According to the article, Wal-Mart gave an official $52,000 to redraw a 2003 zoning map that prohibited commercial development on a field located near the pyramids of Teotihuacan. The company believed that the desirable location would bring in 250 customers per hour.  

The paper said that Wal-Mart arranged middlemen and lawyers to deliver the cash in envelopes to officials so that they would not be traced back to it.

In all, the store provided millions in bribes to open many of its stores in Mexico, including paying $341,000 to build a Sam’s Club in a densely-populated neighborhood in Mexico City. The store was built without a construction license, an environmental permit, or an assessment on the urban impact, the report claims.

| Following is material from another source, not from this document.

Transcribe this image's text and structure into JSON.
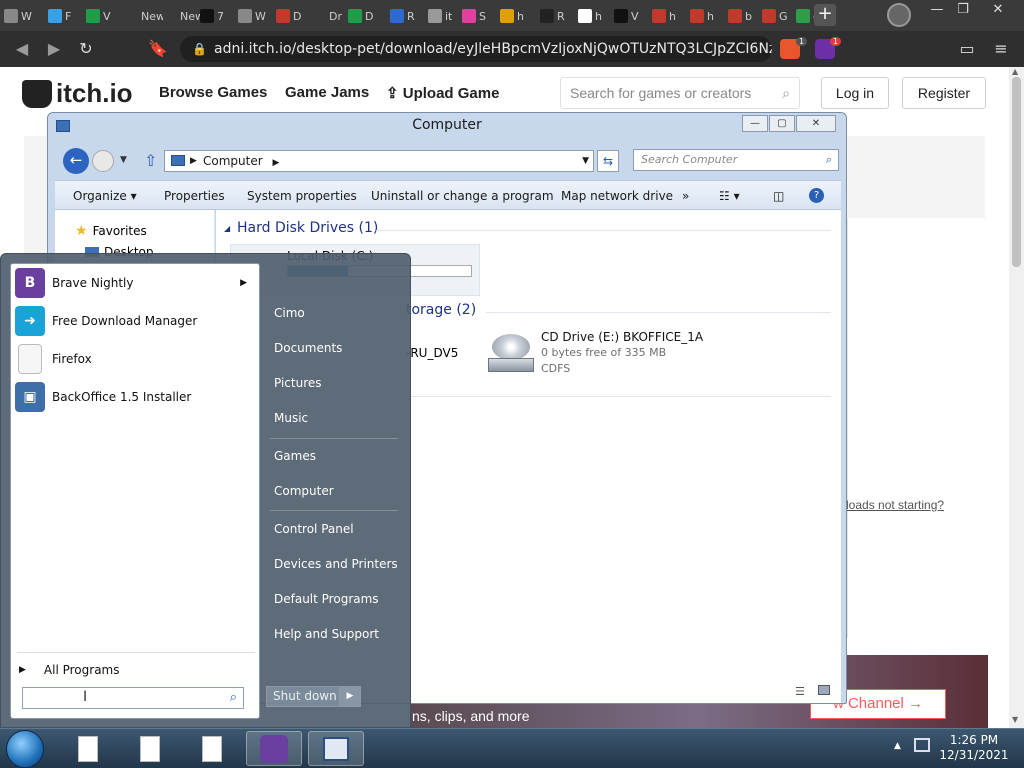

In a statement, Wal-Mart said that the allegations in the Times reporting about permitting and licensing process for its store in Teotihuacan were already known. 

Those claims “have been part of the company’s ongoing investigation of potential violations of the U.S. Foreign Corrupt Practices Act we began more than a year ago,” David Tovar, Vice President, Corporate Communications, said in a statement.

He added: “At this point, the investigation is still ongoing and we have not yet reached final conclusions. A thorough and independent investigation will take time to complete. We wish we could say more but we will not jeopardize the integrity of the investigation.”